Modular Behavior Programming

This research is on the design and control of synthetic systems that can be flexibly and robustly programmed to carry out different tasks.

 

Fig. 1. Control of a hopping behavior expressed as a hierarchical composition of closed-loop templates.

The usage of “programming” naturally draws comparisons to computer science, the parallels to which are on one hand fraught—the physics of energy-exchange precludes success factors such as “re-use of library elements” we are familiar with in computer engineering, and the physical world that our machines interact with is unpredictable and imprecise in a way that electrical signals on PCB’s are not, necessitating structural stability against perturbations in states and parameters. On the other hand, the analogy is enticing: steps toward mirroring the ability in computer science of re-using primitives (“modules” or “functions”) between robots, or having re-combinations in the same robot, would lead to rapid improvements in the capabilities of our machines.

The application of these ideas has been programming dynamical steady-state locomotion on the horizontal plane, but using a method that generalizes across different morphologies (such as a hopping monoped, tailed biped, and a quadruped), at varying speeds of up to 5 body lengths/second, while maintaining formally-verifiable stability properties.

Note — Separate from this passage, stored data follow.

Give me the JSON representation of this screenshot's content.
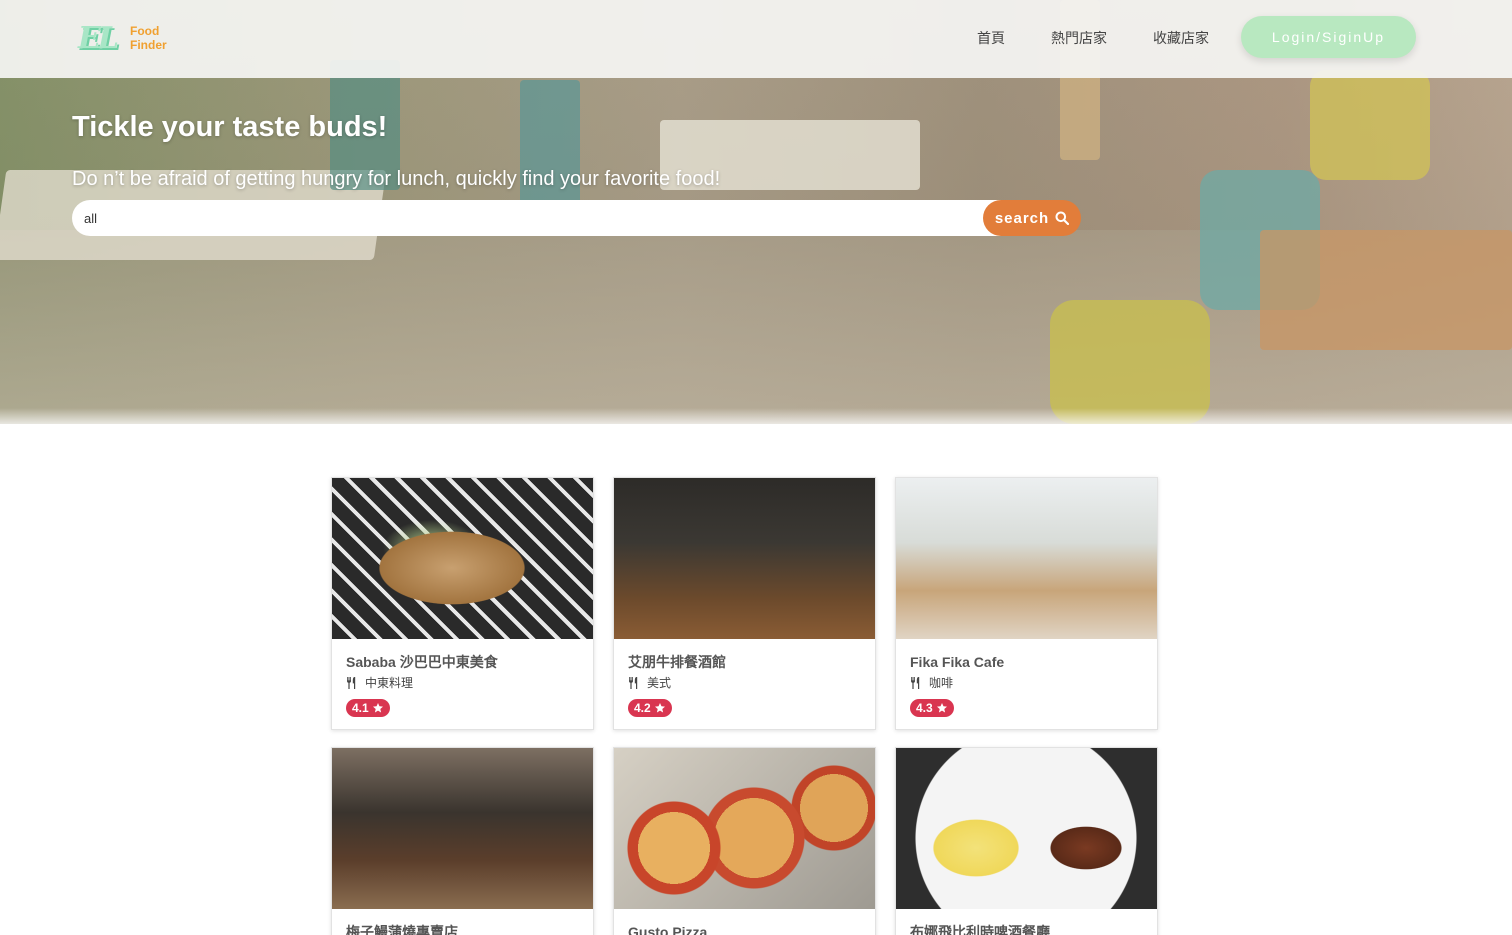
{
  "navbar": {
    "logo_mark": "EL",
    "logo_line1": "Food",
    "logo_line2": "Finder",
    "links": [
      "首頁",
      "熱門店家",
      "收藏店家"
    ],
    "login_label": "Login/SiginUp"
  },
  "hero": {
    "title": "Tickle your taste buds!",
    "subtitle": "Do n’t be afraid of getting hungry for lunch, quickly find your favorite food!",
    "search_value": "all",
    "search_label": "search"
  },
  "restaurants": [
    {
      "name": "Sababa 沙巴巴中東美食",
      "category": "中東料理",
      "rating": "4.1"
    },
    {
      "name": "艾朋牛排餐酒館",
      "category": "美式",
      "rating": "4.2"
    },
    {
      "name": "Fika Fika Cafe",
      "category": "咖啡",
      "rating": "4.3"
    },
    {
      "name": "梅子鰻蒲燒專賣店",
      "category": "",
      "rating": ""
    },
    {
      "name": "Gusto Pizza",
      "category": "",
      "rating": ""
    },
    {
      "name": "布娜飛比利時啤酒餐廳",
      "category": "",
      "rating": ""
    }
  ],
  "colors": {
    "search_button": "#e27d3a",
    "login_button": "#b8e8c0",
    "rating_badge": "#d93550"
  }
}
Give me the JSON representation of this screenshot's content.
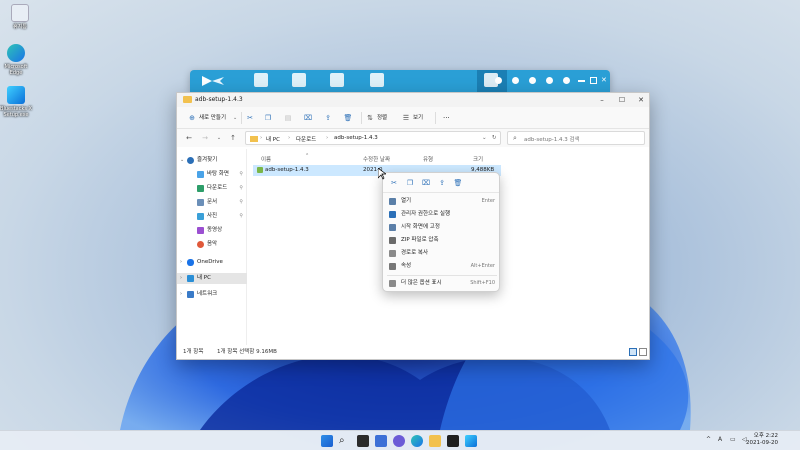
{
  "desktop": {
    "icons": [
      {
        "label": "휴지통"
      },
      {
        "label": "Microsoft Edge"
      },
      {
        "label": "Bluestacks X Setup.exe"
      }
    ]
  },
  "explorer": {
    "title": "adb-setup-1.4.3",
    "commands": {
      "new_label": "새로 만들기",
      "sort_label": "정렬",
      "view_label": "보기",
      "more_label": "···"
    },
    "address": {
      "crumbs": [
        "내 PC",
        "다운로드",
        "adb-setup-1.4.3"
      ]
    },
    "search": {
      "placeholder": "adb-setup-1.4.3 검색"
    },
    "sidebar": {
      "quick_access": "즐겨찾기",
      "items": [
        {
          "label": "바탕 화면"
        },
        {
          "label": "다운로드"
        },
        {
          "label": "문서"
        },
        {
          "label": "사진"
        },
        {
          "label": "동영상"
        },
        {
          "label": "음악"
        }
      ],
      "onedrive": "OneDrive",
      "this_pc": "내 PC",
      "network": "네트워크"
    },
    "columns": {
      "name": "이름",
      "modified": "수정한 날짜",
      "type": "유형",
      "size": "크기"
    },
    "files": [
      {
        "name": "adb-setup-1.4.3",
        "modified": "2021-0",
        "size": "9,488KB"
      }
    ],
    "status": {
      "count": "1개 항목",
      "selection": "1개 항목 선택함 9.16MB"
    }
  },
  "context_menu": {
    "items": [
      {
        "label": "열기",
        "shortcut": "Enter"
      },
      {
        "label": "관리자 권한으로 실행",
        "shortcut": ""
      },
      {
        "label": "시작 화면에 고정",
        "shortcut": ""
      },
      {
        "label": "ZIP 파일로 압축",
        "shortcut": ""
      },
      {
        "label": "경로로 복사",
        "shortcut": ""
      },
      {
        "label": "속성",
        "shortcut": "Alt+Enter"
      },
      {
        "label": "더 많은 옵션 표시",
        "shortcut": "Shift+F10"
      }
    ]
  },
  "taskbar": {
    "tray_caret": "^",
    "time": "오후 2:22",
    "date": "2021-09-20"
  },
  "colors": {
    "accent": "#2a9fd6",
    "selection": "#cce8ff",
    "folder": "#f2c14e"
  }
}
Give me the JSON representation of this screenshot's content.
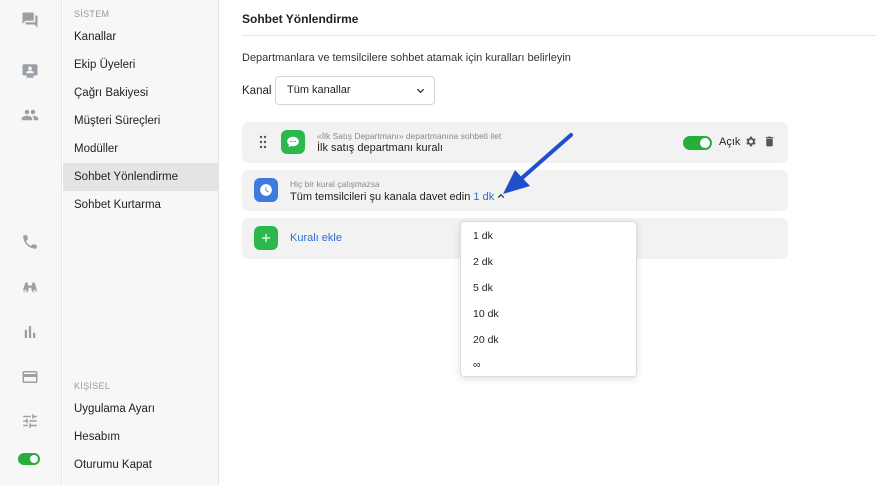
{
  "rail": {
    "icons": [
      "chat-icon",
      "contacts-icon",
      "team-icon",
      "phone-icon",
      "binoculars-icon",
      "bar-chart-icon",
      "card-icon",
      "sliders-icon",
      "toggle-icon"
    ]
  },
  "sidebar": {
    "section_system": "SİSTEM",
    "items": [
      {
        "label": "Kanallar"
      },
      {
        "label": "Ekip Üyeleri"
      },
      {
        "label": "Çağrı Bakiyesi"
      },
      {
        "label": "Müşteri Süreçleri"
      },
      {
        "label": "Modüller"
      },
      {
        "label": "Sohbet Yönlendirme"
      },
      {
        "label": "Sohbet Kurtarma"
      }
    ],
    "section_personal": "KİŞİSEL",
    "personal_items": [
      {
        "label": "Uygulama Ayarı"
      },
      {
        "label": "Hesabım"
      },
      {
        "label": "Oturumu Kapat"
      }
    ]
  },
  "main": {
    "title": "Sohbet Yönlendirme",
    "description": "Departmanlara ve temsilcilere sohbet atamak için kuralları belirleyin",
    "channel_label": "Kanal",
    "channel_value": "Tüm kanallar",
    "rule1": {
      "subtitle": "«İlk Satış Departmanı» departmanına sohbeti ilet",
      "title": "İlk satış departmanı kuralı",
      "toggle_label": "Açık"
    },
    "rule2": {
      "subtitle": "Hiç bir kural çalışmazsa",
      "title_prefix": "Tüm temsilcileri şu kanala davet edin",
      "title_value": "1 dk"
    },
    "add_rule": "Kuralı ekle",
    "dropdown_options": [
      "1 dk",
      "2 dk",
      "5 dk",
      "10 dk",
      "20 dk",
      "∞"
    ]
  },
  "colors": {
    "accent_green": "#2db84c",
    "accent_blue": "#3d7be0",
    "link_blue": "#2f6fd4",
    "annotation_arrow": "#1f4fc9"
  }
}
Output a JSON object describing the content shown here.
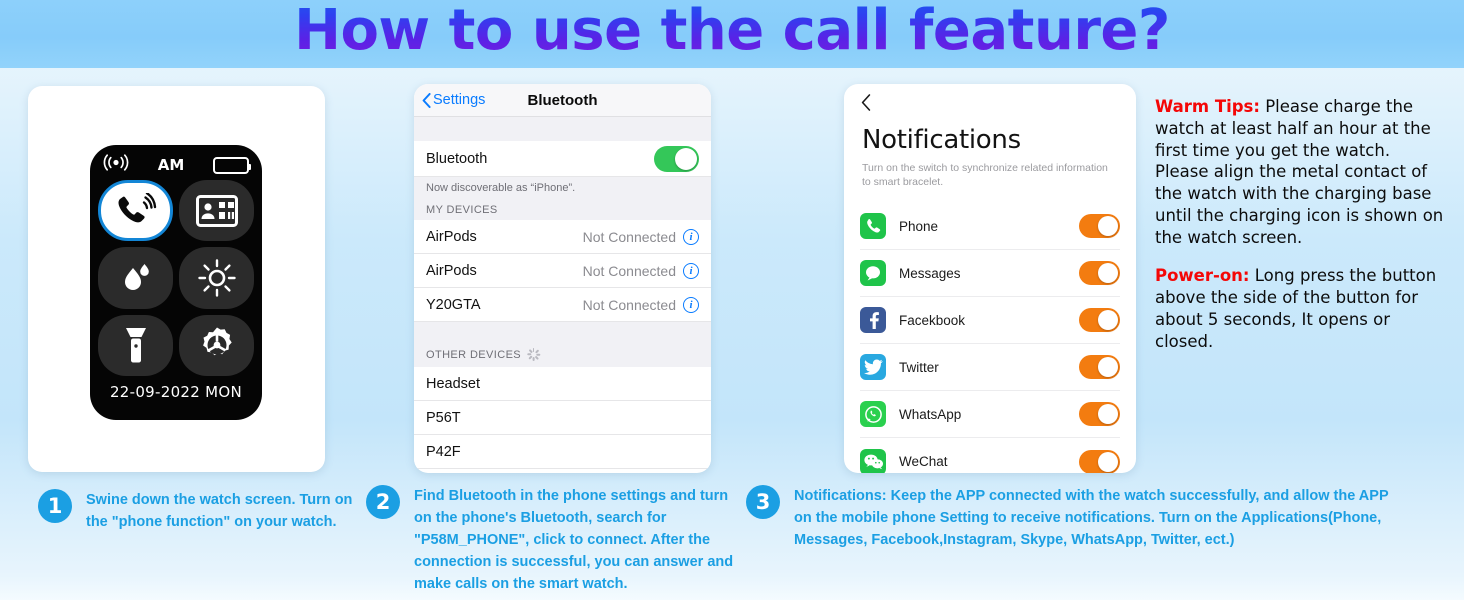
{
  "header": {
    "title": "How to use the call feature?"
  },
  "watch": {
    "status": {
      "signal_icon": "signal-waves-icon",
      "meridiem": "AM",
      "battery_icon": "battery-icon"
    },
    "tiles": [
      {
        "name": "phone-call",
        "icon": "phone-call-icon",
        "active": true
      },
      {
        "name": "contacts",
        "icon": "contact-card-icon",
        "active": false
      },
      {
        "name": "water-lock",
        "icon": "water-drop-icon",
        "active": false
      },
      {
        "name": "brightness",
        "icon": "brightness-sun-icon",
        "active": false
      },
      {
        "name": "flashlight",
        "icon": "flashlight-icon",
        "active": false
      },
      {
        "name": "settings",
        "icon": "settings-gear-icon",
        "active": false
      }
    ],
    "date": "22-09-2022  MON"
  },
  "bluetooth": {
    "back_label": "Settings",
    "nav_title": "Bluetooth",
    "toggle_row_label": "Bluetooth",
    "toggle_on": true,
    "discoverable_note": "Now discoverable as “iPhone”.",
    "my_devices_header": "MY DEVICES",
    "my_devices": [
      {
        "name": "AirPods",
        "state": "Not Connected"
      },
      {
        "name": "AirPods",
        "state": "Not Connected"
      },
      {
        "name": "Y20GTA",
        "state": "Not Connected"
      }
    ],
    "other_devices_header": "OTHER DEVICES",
    "other_devices": [
      {
        "name": "Headset"
      },
      {
        "name": "P56T"
      },
      {
        "name": "P42F"
      }
    ]
  },
  "notifications": {
    "back_icon": "chevron-left-icon",
    "title": "Notifications",
    "subtitle": "Turn on the switch to synchronize related information to smart bracelet.",
    "apps": [
      {
        "label": "Phone",
        "icon": "phone-app-icon",
        "icon_bg": "#1fc44a",
        "on": true
      },
      {
        "label": "Messages",
        "icon": "messages-app-icon",
        "icon_bg": "#1fc44a",
        "on": true
      },
      {
        "label": "Facekbook",
        "icon": "facebook-app-icon",
        "icon_bg": "#3b5998",
        "on": true
      },
      {
        "label": "Twitter",
        "icon": "twitter-app-icon",
        "icon_bg": "#29a8e0",
        "on": true
      },
      {
        "label": "WhatsApp",
        "icon": "whatsapp-app-icon",
        "icon_bg": "#2ad04e",
        "on": true
      },
      {
        "label": "WeChat",
        "icon": "wechat-app-icon",
        "icon_bg": "#1fc44a",
        "on": true
      }
    ]
  },
  "tips": {
    "warm_label": "Warm Tips:",
    "warm_text": " Please charge the watch at least half an hour at the first time you get the watch. Please align the metal contact of the watch with the charging base until the charging icon is shown on the watch screen.",
    "power_label": "Power-on:",
    "power_text": " Long press the button above the side of the button for about 5 seconds, It opens or closed."
  },
  "captions": [
    {
      "number": "1",
      "text": "Swine down the watch screen. Turn on the \"phone function\" on your watch."
    },
    {
      "number": "2",
      "text": "Find Bluetooth in the phone settings and turn on the phone's Bluetooth, search for \"P58M_PHONE\", click to connect. After the connection is successful, you can answer and make calls on the smart watch."
    },
    {
      "number": "3",
      "text": "Notifications: Keep the APP connected with the watch successfully, and allow the APP on the mobile phone Setting to receive notifications. Turn on the Applications(Phone, Messages, Facebook,Instagram, Skype, WhatsApp, Twitter, ect.)"
    }
  ],
  "colors": {
    "accent_blue": "#1b9fe3",
    "toggle_green": "#34c759",
    "toggle_orange": "#f37c10",
    "tip_red": "#f40707"
  }
}
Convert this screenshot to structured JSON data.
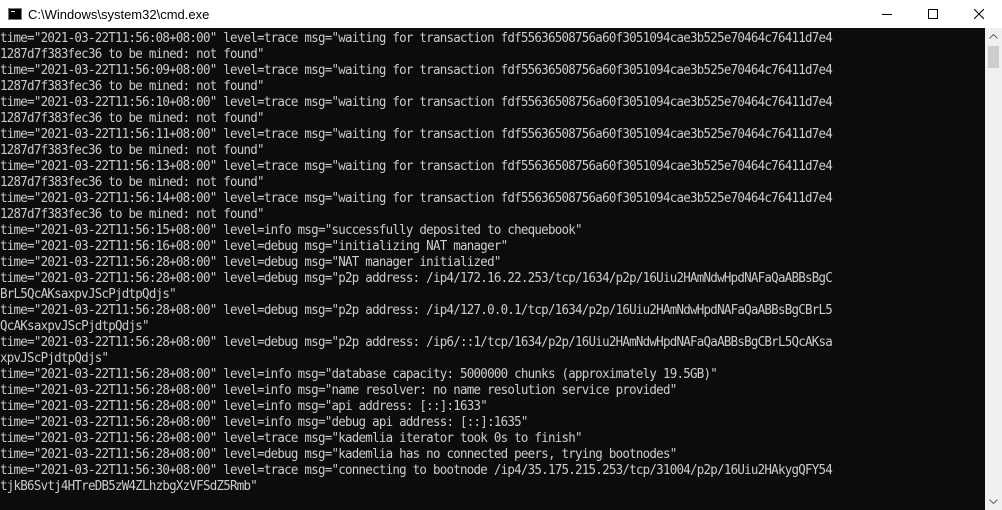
{
  "window": {
    "title": "C:\\Windows\\system32\\cmd.exe",
    "icon": "console-icon"
  },
  "caption_buttons": [
    "minimize-icon",
    "maximize-icon",
    "close-icon"
  ],
  "console": {
    "lines": [
      "time=\"2021-03-22T11:56:08+08:00\" level=trace msg=\"waiting for transaction fdf55636508756a60f3051094cae3b525e70464c76411d7e4",
      "1287d7f383fec36 to be mined: not found\"",
      "time=\"2021-03-22T11:56:09+08:00\" level=trace msg=\"waiting for transaction fdf55636508756a60f3051094cae3b525e70464c76411d7e4",
      "1287d7f383fec36 to be mined: not found\"",
      "time=\"2021-03-22T11:56:10+08:00\" level=trace msg=\"waiting for transaction fdf55636508756a60f3051094cae3b525e70464c76411d7e4",
      "1287d7f383fec36 to be mined: not found\"",
      "time=\"2021-03-22T11:56:11+08:00\" level=trace msg=\"waiting for transaction fdf55636508756a60f3051094cae3b525e70464c76411d7e4",
      "1287d7f383fec36 to be mined: not found\"",
      "time=\"2021-03-22T11:56:13+08:00\" level=trace msg=\"waiting for transaction fdf55636508756a60f3051094cae3b525e70464c76411d7e4",
      "1287d7f383fec36 to be mined: not found\"",
      "time=\"2021-03-22T11:56:14+08:00\" level=trace msg=\"waiting for transaction fdf55636508756a60f3051094cae3b525e70464c76411d7e4",
      "1287d7f383fec36 to be mined: not found\"",
      "time=\"2021-03-22T11:56:15+08:00\" level=info msg=\"successfully deposited to chequebook\"",
      "time=\"2021-03-22T11:56:16+08:00\" level=debug msg=\"initializing NAT manager\"",
      "time=\"2021-03-22T11:56:28+08:00\" level=debug msg=\"NAT manager initialized\"",
      "time=\"2021-03-22T11:56:28+08:00\" level=debug msg=\"p2p address: /ip4/172.16.22.253/tcp/1634/p2p/16Uiu2HAmNdwHpdNAFaQaABBsBgC",
      "BrL5QcAKsaxpvJScPjdtpQdjs\"",
      "time=\"2021-03-22T11:56:28+08:00\" level=debug msg=\"p2p address: /ip4/127.0.0.1/tcp/1634/p2p/16Uiu2HAmNdwHpdNAFaQaABBsBgCBrL5",
      "QcAKsaxpvJScPjdtpQdjs\"",
      "time=\"2021-03-22T11:56:28+08:00\" level=debug msg=\"p2p address: /ip6/::1/tcp/1634/p2p/16Uiu2HAmNdwHpdNAFaQaABBsBgCBrL5QcAKsa",
      "xpvJScPjdtpQdjs\"",
      "time=\"2021-03-22T11:56:28+08:00\" level=info msg=\"database capacity: 5000000 chunks (approximately 19.5GB)\"",
      "time=\"2021-03-22T11:56:28+08:00\" level=info msg=\"name resolver: no name resolution service provided\"",
      "time=\"2021-03-22T11:56:28+08:00\" level=info msg=\"api address: [::]:1633\"",
      "time=\"2021-03-22T11:56:28+08:00\" level=info msg=\"debug api address: [::]:1635\"",
      "time=\"2021-03-22T11:56:28+08:00\" level=trace msg=\"kademlia iterator took 0s to finish\"",
      "time=\"2021-03-22T11:56:28+08:00\" level=debug msg=\"kademlia has no connected peers, trying bootnodes\"",
      "time=\"2021-03-22T11:56:30+08:00\" level=trace msg=\"connecting to bootnode /ip4/35.175.215.253/tcp/31004/p2p/16Uiu2HAkygQFY54",
      "tjkB6Svtj4HTreDB5zW4ZLhzbgXzVFSdZ5Rmb\""
    ]
  },
  "scrollbar": {
    "up_icon": "scroll-up-arrow-icon",
    "down_icon": "scroll-down-arrow-icon"
  },
  "colors": {
    "console_bg": "#0c0c0c",
    "console_text": "#cccccc",
    "titlebar_bg": "#ffffff"
  }
}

Challenges: More than three decades after “sense/think/act” was accepted as a roadmap for robotics research and practice, we (the robotics community) have made large demonstrable advances in isolated “thinking,” with clearly defined inputs (e.g., Go board state) and outputs (e.g., allowed Go moves). However, at the dawn of commercially-viable robotics, we need further assurances that our machines will be prepared for interactions (both of sensors and actuators) with an unstructured and unmodeled world, irrespective of whether we believe in deliberative or reactive versions of the sense/think/act paradigm.

When I entered the legged locomotion research arena, the success of Raibert’s MIT Leg Lab in the 1980’s was a huge influence—demonstrating simple machines that blindly hopped, ran, and performed acrobatic maneuvers. Over three decades later, our state-of-the-art machines underwhelmed us in the face of physical interaction. The DRC challenges were more complex than those solved by Raibert’s robots, but it should give us pause that years of preparation were insufficient to generate successful control strategies for a predefined set of tasks. One of the fundamental reasons our robots are “stuck” is the lack of principled methodologies for re-using and re-combining motor control algorithms such as the ones Raibert’s machines used—why must we re-invent how to walk and run again and again?

Why this research is exciting: This research agenda may perturb preconceptions about task-optimal practices, since we knowingly sacrifice optimality in our approach to synthesis. However, formally-verified synthesis of dynamic behaviors such as hopping and running in the presence of perturbations, using controllers that preserve robustness due to their simple explicit forms, should be encouraging to future and current practitioners.

Participants

Avik De’s role: My Ph.D. research has emphasized a strong integration of three efforts: mathematical foundations of compositions in legged robotics, design of complex robotic systems, and fielding abstract principles on systems in the real world.